Warm Potato, Tomato and Homemade Cheese Salad

Ingredients

  • 900ml semi skimmed milk
  • 1 tsp fine sea salt
  • 3 tbsp white wine vinegar
  • 4 chicken legs
  • 600g red potatoes, scrubbed and cut into wedges
  • 1 tsp olive oil
  • 1 onion, finely chopped
  • 5 spring onions, finely chopped
  • 1 red chilli, seeded and finely chopped
  • 1 tsp ground cumin
  • 4 large tomatoes, seeded and finely chopped
  • 75ml double cream

Nutrition

Calories columnFat columnSaturates columnSugars columnSalt column
Calories
575 per serving
29% %GDA
Fat
24g per serving
34% %GDA
Saturates
12g per serving
58% %GDA
Sugars
18g per serving
19% %GDA
Salt
1.90g per serving
32% %GDA

Method

  1. Preheat the oven to 200°C/fan 180°C/gas 6.

  2. Pour the milk and salt into a medium saucepan and bring to the boil. When boiling, remove from the heat and add the vinegar without stirring.

  3. Set aside for 5 minutes without stirring - you will see that it starts to curdle, don’t fear – this is what’s meant to happen, and do not stir it around as this will break up the cheese.

  4. Line a sieve or colander with a clean piece of kitchen paper or j cloth and set it over a bowl, then tip the warm mixture into the sieve. Leave to drain whilst you make the rest of the dish – this is queso fresco, a very quick simple soft cheese.

  5. Heat an ovenproof frying pan until hot, add the chicken legs, skin side down, and fry for a couple of minutes on each side until just golden. Place into the oven to roast for 25 minutes until golden brown and cooked through.

  6. Place the potatoes into a medium saucepan and cover with cold water. Bring to the boil then turn down and simmer for 15 minutes until tender. Drain and return to the saucepan.

  7. While the potatoes cook, make the sauce. Heat a sauté pan until medium hot, add the oil and onion and cook for 2-3 minutes until just softening.

  8. Add the spring onions, chilli and ground cumin and cook for another minute before adding the chopped tomatoes. Bring to a simmer and cook for 2 minutes then add 100ml cold water, cover and cook for 5-8 minutes until the tomatoes have broken down and formed a sauce.
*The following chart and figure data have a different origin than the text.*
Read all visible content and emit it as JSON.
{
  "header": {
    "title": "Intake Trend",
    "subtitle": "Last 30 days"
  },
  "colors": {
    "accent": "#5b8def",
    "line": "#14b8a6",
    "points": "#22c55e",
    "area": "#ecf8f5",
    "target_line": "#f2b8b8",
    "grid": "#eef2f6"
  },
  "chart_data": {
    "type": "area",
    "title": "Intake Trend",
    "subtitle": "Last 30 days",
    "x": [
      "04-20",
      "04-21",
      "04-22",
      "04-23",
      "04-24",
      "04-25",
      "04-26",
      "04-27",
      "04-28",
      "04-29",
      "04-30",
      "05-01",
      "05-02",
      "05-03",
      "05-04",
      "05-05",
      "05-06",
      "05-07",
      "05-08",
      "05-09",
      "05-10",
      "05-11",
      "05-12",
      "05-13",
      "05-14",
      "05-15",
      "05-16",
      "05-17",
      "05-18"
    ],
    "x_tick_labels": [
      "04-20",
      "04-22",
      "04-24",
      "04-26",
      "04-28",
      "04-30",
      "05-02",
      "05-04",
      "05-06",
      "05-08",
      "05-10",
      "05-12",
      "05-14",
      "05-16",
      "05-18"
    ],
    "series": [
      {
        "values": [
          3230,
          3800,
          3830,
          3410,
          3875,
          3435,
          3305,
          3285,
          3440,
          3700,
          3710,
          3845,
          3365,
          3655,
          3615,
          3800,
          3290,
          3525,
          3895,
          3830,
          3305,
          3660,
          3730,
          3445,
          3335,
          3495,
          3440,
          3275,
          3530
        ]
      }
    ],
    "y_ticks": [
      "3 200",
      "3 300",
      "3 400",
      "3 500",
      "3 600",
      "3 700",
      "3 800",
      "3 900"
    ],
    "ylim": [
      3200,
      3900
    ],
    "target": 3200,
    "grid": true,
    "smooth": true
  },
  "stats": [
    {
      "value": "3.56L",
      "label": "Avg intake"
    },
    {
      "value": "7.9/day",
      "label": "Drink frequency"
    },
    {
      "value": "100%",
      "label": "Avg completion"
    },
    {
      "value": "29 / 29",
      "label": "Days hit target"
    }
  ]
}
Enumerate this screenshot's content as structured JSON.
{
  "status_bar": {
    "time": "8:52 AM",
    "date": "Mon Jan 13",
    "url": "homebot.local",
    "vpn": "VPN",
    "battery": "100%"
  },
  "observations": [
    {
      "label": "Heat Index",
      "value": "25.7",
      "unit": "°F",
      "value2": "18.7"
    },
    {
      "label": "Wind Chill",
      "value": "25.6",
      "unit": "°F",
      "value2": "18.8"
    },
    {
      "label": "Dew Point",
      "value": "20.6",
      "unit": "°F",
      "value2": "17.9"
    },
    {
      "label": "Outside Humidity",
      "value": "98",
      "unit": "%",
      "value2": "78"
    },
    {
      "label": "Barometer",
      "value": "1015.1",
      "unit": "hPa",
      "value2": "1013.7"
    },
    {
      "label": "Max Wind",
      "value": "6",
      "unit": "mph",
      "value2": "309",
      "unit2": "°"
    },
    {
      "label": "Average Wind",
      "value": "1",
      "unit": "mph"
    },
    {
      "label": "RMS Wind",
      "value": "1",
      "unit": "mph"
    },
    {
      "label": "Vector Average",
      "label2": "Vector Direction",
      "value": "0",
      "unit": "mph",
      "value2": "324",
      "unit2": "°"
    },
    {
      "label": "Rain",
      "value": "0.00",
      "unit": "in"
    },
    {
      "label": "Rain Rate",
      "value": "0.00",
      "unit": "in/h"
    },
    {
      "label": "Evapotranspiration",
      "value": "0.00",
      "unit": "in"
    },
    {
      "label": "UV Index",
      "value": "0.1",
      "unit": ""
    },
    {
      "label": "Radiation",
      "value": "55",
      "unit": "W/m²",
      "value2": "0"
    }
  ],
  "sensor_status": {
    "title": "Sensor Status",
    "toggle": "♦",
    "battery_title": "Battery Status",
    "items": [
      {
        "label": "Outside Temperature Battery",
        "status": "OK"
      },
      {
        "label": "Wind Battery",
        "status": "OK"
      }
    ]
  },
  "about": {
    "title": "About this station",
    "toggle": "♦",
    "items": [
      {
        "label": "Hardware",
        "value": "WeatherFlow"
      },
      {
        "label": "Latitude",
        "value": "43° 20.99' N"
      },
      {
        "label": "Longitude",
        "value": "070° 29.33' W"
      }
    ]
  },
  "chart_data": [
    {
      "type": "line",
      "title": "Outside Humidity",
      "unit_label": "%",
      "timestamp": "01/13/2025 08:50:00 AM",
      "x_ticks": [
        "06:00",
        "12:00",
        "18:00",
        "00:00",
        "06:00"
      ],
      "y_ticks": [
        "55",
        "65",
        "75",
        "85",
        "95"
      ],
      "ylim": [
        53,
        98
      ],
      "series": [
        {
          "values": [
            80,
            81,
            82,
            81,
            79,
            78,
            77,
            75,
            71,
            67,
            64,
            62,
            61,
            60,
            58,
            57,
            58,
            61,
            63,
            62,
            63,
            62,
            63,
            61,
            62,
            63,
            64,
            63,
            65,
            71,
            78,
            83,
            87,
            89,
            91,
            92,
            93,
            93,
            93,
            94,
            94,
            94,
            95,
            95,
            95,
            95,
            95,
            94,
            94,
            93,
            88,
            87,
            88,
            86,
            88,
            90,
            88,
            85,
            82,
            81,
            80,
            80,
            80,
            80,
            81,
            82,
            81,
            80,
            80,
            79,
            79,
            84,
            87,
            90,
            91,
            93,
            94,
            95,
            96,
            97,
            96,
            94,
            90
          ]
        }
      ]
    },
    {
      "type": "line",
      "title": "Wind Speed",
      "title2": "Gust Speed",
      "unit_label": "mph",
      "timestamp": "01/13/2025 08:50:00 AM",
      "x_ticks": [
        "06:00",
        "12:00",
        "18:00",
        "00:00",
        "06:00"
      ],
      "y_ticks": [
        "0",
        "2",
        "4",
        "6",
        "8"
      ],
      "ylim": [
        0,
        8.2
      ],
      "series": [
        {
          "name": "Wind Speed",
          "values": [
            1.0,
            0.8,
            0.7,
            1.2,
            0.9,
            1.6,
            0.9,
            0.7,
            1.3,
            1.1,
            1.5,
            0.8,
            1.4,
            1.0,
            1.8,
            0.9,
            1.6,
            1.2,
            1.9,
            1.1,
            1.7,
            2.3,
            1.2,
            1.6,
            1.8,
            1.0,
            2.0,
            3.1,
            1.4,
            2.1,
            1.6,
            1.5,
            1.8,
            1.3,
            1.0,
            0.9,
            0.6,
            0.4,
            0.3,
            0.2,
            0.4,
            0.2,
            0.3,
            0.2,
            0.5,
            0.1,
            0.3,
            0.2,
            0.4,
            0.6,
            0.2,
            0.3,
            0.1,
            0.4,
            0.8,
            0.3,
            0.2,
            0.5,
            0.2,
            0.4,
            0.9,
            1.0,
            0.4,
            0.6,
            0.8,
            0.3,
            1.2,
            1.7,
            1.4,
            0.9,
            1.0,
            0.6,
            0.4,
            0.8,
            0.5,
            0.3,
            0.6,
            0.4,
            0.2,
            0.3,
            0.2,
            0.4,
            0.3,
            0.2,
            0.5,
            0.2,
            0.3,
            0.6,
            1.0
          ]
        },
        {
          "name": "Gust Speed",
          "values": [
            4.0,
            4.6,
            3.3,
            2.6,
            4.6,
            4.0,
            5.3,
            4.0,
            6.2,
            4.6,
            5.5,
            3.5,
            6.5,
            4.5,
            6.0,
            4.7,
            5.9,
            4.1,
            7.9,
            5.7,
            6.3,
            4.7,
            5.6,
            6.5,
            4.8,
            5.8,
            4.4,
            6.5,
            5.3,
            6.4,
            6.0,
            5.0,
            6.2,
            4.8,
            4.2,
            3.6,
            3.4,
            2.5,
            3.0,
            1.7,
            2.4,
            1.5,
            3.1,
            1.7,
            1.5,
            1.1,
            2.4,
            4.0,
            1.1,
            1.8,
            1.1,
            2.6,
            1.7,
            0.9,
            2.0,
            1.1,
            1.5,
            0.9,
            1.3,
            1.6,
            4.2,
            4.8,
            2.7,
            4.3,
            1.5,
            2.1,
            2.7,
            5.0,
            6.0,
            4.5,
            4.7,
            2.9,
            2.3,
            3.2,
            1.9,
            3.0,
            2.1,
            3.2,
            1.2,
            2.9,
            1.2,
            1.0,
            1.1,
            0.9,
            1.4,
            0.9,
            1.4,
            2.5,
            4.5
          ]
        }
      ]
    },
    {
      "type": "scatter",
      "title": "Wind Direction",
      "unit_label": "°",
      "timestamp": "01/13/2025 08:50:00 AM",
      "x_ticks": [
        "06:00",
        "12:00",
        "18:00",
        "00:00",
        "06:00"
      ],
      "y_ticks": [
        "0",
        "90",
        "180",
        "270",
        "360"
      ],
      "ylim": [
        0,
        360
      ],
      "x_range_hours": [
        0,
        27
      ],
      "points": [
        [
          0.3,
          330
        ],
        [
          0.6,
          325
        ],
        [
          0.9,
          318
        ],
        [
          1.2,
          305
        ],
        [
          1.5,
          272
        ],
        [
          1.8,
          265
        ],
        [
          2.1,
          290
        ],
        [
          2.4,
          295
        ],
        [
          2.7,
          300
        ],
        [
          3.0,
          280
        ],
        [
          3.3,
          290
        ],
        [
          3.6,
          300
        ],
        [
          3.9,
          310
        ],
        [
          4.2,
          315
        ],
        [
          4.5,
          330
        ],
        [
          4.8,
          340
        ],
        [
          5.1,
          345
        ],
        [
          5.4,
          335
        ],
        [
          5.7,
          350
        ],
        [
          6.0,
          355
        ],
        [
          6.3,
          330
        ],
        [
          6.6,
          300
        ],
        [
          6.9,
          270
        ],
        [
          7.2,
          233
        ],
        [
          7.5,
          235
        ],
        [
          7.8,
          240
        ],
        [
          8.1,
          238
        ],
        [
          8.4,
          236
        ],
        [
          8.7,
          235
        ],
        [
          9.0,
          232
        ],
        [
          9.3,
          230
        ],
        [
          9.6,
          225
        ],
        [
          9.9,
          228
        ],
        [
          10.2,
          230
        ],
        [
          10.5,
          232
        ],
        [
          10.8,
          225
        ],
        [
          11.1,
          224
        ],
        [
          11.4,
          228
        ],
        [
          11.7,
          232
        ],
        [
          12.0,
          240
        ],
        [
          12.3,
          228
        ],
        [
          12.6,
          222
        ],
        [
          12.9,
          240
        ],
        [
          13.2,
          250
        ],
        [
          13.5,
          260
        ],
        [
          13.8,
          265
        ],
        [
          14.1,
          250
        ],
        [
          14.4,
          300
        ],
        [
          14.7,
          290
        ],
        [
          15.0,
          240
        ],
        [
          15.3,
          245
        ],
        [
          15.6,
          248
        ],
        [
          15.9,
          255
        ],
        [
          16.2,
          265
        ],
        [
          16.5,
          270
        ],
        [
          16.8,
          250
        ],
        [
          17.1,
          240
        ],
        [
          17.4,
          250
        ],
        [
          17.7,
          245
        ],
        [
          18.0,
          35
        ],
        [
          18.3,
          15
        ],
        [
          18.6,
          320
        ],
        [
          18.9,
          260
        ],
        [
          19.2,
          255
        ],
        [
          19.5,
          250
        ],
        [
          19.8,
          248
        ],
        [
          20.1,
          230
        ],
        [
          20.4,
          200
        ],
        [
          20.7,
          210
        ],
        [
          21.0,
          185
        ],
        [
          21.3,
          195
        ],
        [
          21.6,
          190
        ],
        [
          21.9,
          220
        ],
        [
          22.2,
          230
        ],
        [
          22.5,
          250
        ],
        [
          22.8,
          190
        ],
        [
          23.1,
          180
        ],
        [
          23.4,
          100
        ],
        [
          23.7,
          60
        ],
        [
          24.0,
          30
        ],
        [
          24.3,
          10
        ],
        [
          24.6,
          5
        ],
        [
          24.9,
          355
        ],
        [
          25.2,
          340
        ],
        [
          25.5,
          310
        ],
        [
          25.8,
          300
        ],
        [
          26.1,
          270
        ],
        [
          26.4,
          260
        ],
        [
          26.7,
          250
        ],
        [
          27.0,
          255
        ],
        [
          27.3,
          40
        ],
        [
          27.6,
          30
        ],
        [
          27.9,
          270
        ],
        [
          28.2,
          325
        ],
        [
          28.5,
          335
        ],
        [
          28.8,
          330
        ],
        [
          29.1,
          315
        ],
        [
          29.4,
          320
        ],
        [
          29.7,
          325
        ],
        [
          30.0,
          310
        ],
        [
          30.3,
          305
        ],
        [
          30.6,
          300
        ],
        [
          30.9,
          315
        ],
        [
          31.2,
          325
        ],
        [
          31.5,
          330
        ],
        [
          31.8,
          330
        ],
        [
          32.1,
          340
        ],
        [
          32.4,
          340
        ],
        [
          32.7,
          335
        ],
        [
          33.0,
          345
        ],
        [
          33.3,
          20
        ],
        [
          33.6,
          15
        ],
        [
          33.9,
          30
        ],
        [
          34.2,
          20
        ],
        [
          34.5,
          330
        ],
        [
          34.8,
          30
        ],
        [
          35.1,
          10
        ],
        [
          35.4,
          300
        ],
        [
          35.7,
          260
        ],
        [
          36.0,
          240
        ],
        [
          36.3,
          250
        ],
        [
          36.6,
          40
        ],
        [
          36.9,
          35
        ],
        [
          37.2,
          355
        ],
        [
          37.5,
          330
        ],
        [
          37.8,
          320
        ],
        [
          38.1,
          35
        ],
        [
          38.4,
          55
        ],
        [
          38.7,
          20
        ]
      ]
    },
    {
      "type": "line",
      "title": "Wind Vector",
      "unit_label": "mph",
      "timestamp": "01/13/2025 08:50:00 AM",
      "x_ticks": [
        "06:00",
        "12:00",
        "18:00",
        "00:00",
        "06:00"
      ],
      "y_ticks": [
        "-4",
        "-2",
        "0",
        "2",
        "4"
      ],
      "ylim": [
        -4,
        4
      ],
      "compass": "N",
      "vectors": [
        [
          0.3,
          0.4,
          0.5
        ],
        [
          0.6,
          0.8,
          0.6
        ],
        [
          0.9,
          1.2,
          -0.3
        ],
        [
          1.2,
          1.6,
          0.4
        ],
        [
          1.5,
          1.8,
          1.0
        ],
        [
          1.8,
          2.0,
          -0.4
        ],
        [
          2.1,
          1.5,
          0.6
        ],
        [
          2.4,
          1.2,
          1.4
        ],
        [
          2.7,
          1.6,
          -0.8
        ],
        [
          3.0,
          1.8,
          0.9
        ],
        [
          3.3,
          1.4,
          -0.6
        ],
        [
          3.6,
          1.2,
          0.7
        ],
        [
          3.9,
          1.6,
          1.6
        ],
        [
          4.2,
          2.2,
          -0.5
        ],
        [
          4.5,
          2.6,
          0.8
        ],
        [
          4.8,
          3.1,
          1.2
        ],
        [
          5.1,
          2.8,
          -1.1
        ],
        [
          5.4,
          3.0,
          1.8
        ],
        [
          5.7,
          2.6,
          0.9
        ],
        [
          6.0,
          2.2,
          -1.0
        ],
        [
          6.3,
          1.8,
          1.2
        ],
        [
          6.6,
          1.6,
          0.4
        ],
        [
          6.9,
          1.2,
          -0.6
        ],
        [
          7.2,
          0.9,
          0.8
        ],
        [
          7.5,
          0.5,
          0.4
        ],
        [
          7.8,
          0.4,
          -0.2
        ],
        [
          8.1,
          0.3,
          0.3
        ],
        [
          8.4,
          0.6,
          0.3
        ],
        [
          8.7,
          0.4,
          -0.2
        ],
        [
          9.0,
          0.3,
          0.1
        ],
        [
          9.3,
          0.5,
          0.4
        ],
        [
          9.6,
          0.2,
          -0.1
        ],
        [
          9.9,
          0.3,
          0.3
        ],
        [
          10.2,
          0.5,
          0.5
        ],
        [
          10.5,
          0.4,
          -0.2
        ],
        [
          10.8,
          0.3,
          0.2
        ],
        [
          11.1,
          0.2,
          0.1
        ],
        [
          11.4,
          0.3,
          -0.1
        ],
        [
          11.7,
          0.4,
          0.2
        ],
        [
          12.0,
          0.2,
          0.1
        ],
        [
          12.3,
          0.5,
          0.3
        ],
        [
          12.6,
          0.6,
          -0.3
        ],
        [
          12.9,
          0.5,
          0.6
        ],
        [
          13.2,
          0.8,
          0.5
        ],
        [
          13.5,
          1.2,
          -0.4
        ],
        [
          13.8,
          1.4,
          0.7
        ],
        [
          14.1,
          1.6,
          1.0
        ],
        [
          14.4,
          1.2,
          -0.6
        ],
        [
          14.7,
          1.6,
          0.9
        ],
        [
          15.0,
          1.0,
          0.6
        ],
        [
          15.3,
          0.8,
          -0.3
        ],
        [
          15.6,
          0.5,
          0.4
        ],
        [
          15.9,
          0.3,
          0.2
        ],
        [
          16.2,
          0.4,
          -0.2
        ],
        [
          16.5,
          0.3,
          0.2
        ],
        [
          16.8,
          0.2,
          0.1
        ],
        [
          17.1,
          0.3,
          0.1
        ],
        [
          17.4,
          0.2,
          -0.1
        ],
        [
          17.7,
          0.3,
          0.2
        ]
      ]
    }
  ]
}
  9. Stir in the double cream and bring to a simmer then season with salt and black pepper.

  10. Stir the queso fresco into the sauce and heat through – you don’t want it to be smooth, you want it to remain with visible pieces of cheese.

  11. Tip the potatoes into a serving dish, spoon the sauce over the top and serve straightaway with the roasted chicken.